Parfois, l’historique est le cœur de la création du personnage. Par exemple, dans Fiasco (Jason Morningstar, 2009), la création de la partie consiste à définir des liens entre les différents personnages. Certains jeux prévoient la création du groupe de PJ en tant que tel ; on crée ainsi un historique commun qui fait du lien. Par ailleurs, cela répond à un élément fondamental de la partie : comment les PJ se sont rencontré, que font-ils ensemble ? C’est le cas par exemple de Tenga (Jérôme Larré, 2011)[22] et de Homeka (Célia Chen et coll., 2017)[23].

On peut considérer deux situations « extrêmes » :

  • une joueuse choisit un personnage archétypal et n’envisage rien quant à son passé ; cette manière de faire permet de jouer très rapidement, le personnage est tout à fait fonctionnel, il est défini de manière « existentielle[24] » c’est-à-dire que c’est ce qu’il fait qui le définit ; la joueuse peut définir des éléments de son passé en cours de partie ; c’est la situation qui est décrite, caricaturée dans la saga MP3 Le Donjon de Naheulbeuk[25] ;
  • la joueuse imagine un passé riche et écrit cinq pages d’historique ; le personnage a une épaisseur, des raisons d’agir ; cependant, il est probable que la table — la meneuse de jeu et les autres joueuses — n’assimileront que peu d’éléments et donc seule une faible partie de l’historique sera utilisée concrètement en jeu ; il s’agit donc pour une grande partie d’un plaisir d’écrivain plus que d’élément utiles concrètement en jeu.
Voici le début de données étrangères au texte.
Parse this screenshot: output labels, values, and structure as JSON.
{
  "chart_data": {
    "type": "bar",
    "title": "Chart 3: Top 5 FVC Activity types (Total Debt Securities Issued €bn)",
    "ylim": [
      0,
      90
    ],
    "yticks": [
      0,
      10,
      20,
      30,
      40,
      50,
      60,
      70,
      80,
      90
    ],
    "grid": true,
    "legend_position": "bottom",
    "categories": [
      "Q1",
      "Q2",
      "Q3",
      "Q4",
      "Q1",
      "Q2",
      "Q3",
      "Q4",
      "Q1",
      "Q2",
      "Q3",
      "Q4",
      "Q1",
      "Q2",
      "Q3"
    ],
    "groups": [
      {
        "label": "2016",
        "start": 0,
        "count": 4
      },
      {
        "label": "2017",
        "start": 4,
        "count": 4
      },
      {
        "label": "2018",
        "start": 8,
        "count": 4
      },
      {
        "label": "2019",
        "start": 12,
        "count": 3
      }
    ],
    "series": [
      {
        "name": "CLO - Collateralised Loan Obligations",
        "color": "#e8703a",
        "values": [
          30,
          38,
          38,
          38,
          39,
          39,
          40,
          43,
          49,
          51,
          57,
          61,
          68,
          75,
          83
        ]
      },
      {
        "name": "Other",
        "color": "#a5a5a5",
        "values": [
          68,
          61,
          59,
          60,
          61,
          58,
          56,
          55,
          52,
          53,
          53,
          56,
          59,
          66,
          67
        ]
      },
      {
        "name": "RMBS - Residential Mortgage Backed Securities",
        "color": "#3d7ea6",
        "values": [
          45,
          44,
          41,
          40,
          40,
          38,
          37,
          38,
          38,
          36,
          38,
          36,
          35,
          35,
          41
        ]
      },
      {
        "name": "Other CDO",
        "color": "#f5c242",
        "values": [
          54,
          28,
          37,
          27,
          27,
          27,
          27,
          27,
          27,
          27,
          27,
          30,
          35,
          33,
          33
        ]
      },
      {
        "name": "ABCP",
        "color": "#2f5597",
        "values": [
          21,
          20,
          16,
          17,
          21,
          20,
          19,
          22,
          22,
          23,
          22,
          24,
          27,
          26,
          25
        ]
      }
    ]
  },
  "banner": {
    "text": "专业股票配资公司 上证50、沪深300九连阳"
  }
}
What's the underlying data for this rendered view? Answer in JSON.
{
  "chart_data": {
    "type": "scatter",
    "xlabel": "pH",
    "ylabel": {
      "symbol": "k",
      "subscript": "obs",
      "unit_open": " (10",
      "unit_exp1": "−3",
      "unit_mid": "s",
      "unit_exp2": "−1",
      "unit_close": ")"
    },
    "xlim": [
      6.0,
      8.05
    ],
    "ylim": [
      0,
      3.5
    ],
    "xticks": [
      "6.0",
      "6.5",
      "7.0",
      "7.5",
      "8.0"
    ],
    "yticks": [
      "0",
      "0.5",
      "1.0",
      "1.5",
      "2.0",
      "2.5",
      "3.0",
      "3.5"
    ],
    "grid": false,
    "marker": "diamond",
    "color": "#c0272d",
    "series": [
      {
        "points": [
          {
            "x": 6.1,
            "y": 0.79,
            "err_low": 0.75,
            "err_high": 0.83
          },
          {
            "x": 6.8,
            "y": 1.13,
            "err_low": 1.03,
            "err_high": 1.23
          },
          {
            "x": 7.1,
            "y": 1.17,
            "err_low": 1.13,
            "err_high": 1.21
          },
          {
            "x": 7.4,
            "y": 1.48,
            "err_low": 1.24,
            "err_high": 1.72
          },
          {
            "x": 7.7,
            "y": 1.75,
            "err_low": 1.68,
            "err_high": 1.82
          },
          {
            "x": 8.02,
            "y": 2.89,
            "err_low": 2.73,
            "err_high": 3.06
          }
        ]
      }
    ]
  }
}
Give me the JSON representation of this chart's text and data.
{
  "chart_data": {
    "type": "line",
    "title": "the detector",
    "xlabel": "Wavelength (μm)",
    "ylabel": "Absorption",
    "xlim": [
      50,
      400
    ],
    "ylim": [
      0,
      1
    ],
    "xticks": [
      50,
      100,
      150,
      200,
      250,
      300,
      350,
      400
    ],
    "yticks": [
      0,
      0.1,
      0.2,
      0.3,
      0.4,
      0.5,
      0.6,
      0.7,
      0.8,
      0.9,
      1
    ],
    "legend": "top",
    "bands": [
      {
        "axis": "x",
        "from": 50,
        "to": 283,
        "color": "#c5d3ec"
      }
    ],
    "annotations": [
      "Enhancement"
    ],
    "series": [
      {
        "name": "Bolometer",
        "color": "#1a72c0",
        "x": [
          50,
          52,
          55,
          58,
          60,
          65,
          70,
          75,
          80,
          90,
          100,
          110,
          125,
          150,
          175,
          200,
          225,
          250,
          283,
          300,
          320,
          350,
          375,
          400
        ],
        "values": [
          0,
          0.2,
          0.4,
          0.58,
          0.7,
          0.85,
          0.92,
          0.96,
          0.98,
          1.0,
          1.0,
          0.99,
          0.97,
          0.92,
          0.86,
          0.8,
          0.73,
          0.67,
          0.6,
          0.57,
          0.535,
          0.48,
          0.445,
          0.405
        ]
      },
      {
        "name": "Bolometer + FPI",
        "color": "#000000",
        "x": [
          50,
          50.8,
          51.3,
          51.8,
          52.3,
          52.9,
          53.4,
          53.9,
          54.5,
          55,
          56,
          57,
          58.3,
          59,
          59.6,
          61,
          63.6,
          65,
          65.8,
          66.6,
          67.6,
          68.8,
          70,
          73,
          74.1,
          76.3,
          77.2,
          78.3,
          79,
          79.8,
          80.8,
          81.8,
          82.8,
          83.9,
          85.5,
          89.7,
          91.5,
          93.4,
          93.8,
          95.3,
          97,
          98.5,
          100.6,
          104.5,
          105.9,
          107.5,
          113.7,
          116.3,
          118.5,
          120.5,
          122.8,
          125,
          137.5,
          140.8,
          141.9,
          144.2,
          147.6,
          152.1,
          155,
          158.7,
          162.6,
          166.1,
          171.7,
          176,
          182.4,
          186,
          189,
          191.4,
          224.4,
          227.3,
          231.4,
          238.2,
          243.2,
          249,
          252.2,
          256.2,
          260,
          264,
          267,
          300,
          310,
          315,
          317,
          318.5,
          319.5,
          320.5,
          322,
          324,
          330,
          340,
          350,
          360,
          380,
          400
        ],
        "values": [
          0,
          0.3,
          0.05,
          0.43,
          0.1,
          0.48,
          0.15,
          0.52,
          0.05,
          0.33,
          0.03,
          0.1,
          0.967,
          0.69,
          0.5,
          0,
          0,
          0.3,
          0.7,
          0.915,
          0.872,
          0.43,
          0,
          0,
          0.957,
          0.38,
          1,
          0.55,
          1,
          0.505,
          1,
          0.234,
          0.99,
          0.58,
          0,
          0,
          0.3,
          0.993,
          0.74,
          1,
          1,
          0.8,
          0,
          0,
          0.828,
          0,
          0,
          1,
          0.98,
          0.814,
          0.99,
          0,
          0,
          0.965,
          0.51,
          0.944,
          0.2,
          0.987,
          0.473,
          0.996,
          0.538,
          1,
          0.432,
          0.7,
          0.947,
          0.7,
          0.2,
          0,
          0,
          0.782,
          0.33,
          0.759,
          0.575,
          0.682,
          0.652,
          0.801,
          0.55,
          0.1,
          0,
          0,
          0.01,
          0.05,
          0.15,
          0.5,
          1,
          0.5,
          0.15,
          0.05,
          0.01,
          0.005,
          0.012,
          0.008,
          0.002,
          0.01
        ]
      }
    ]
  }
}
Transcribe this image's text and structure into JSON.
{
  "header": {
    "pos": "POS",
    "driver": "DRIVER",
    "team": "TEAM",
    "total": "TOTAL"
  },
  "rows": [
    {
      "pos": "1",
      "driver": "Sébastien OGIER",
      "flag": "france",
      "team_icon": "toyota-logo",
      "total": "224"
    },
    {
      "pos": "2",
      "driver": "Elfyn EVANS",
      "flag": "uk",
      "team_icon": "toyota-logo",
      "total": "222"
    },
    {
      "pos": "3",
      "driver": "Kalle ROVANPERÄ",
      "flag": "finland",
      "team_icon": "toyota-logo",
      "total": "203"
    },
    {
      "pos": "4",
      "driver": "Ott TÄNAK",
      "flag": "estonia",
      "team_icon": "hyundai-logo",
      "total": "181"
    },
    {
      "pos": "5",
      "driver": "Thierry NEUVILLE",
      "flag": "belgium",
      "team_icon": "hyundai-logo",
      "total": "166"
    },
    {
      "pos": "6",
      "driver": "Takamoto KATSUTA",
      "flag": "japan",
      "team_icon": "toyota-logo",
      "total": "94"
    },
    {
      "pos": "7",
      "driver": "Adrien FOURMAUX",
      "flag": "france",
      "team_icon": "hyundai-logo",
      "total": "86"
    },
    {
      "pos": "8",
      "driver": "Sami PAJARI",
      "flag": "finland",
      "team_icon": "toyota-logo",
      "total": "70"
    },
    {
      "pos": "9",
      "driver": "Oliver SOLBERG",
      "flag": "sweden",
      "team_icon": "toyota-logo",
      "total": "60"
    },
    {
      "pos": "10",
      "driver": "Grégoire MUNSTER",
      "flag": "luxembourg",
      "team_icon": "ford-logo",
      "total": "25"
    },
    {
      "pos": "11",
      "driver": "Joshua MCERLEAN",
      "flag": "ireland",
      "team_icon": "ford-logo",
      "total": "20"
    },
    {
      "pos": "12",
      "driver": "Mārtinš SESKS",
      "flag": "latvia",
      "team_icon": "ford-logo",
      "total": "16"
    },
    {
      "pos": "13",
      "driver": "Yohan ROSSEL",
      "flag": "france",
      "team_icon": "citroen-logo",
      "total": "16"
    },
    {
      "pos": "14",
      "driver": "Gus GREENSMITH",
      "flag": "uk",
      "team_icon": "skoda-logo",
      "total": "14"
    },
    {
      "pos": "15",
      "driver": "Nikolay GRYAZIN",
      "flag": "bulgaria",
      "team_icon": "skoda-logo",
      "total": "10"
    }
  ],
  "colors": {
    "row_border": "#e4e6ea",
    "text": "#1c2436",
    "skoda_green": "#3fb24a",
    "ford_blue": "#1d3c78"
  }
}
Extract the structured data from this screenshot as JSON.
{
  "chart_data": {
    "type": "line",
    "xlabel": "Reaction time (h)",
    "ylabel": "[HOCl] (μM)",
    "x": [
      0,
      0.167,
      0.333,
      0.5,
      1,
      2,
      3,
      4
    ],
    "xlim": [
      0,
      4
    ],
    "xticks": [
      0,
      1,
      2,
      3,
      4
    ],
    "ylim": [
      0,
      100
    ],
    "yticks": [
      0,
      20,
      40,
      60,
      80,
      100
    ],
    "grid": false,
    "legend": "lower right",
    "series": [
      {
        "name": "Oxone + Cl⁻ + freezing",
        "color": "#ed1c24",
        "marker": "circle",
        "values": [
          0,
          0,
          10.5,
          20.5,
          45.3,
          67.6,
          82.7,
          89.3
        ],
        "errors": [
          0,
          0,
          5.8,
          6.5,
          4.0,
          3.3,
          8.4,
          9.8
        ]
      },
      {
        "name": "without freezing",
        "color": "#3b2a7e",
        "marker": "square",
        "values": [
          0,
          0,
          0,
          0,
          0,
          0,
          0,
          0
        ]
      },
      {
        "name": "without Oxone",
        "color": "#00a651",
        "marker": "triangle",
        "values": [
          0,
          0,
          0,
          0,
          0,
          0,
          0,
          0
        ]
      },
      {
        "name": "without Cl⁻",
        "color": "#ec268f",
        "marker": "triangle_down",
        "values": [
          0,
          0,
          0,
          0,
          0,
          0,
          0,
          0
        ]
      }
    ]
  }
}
Les deux situations sont légitimes et on peut envisager toutes les nuances entre ces deux situations. Une manière de faire consiste à se concentrer sur des éléments qui vont être facilement investis dans la partie, typiquement des relations avec des PJ ou des PNJ, des secrets. On pourra lire par exemple Avant la partie de Coralie David[26] et Rendre les choses personnelles de Gregory Pogorzelski[27].

En conclusion : en tant que manière dont la joueuse imagine son personnage, l’historique fait partie du système mais il peut en faire « encore plus partie » si des éléments de l’historique sont pris en compte par les autres joueuses. C’est plus facile si :

  • l’élément historique s’accompagne d’un effet « mécanique » sur le jeu comme une capacité spéciale ou un objet utile au cours de la partie ;
  • l’élément historique est un lien avec un PNJ ou une faction ; en particulier, la MJ devrait prévoir l’intervention de ces éléments en cours de partie, en particulier s’il s’agit d’un lien « désavantage » (allégeance, personne à charge) — dont le choix s’est accompagné d’une contrepartie, faute de quoi cette contrepartie serait gratuite — ou d’un lien « avantage » (ressource) — faut de quoi la joueuse se sentirait « trahie » d’avoir choisi un avantage qui n’en est pas un ;
  • il y a peu d’éléments dans l’historique ; certains éléments peuvent même être inventés en cours de partie ou bien être élaborés en commun.

Voir aussi :

 Le mot « système » peut être utilisé avec un sens plus restreint, y compris au sein de la communauté de The Forge dont font partie Vincent D. Baker et Emily Care Boss. Par exemple, dans l'article de Ron Edwards System does matter (1998)[28], le mot « système » désigne la façon dont les joueurs et joueuses résolvent ce qui se passe dans la partie ; la résolution de situations (sens de Edwards) n'étant qu'une partie de la construction de la fiction (sens de Baker-Care). Et pour un certain nombre de joueurs et joueuses, le mot « système » désigne uniquement les règles écrites (RAW, rules as written). Lorsque l'on utilise le mot « système de jeu de rôle », il convient donc de bien définir ce que l'on entend par là.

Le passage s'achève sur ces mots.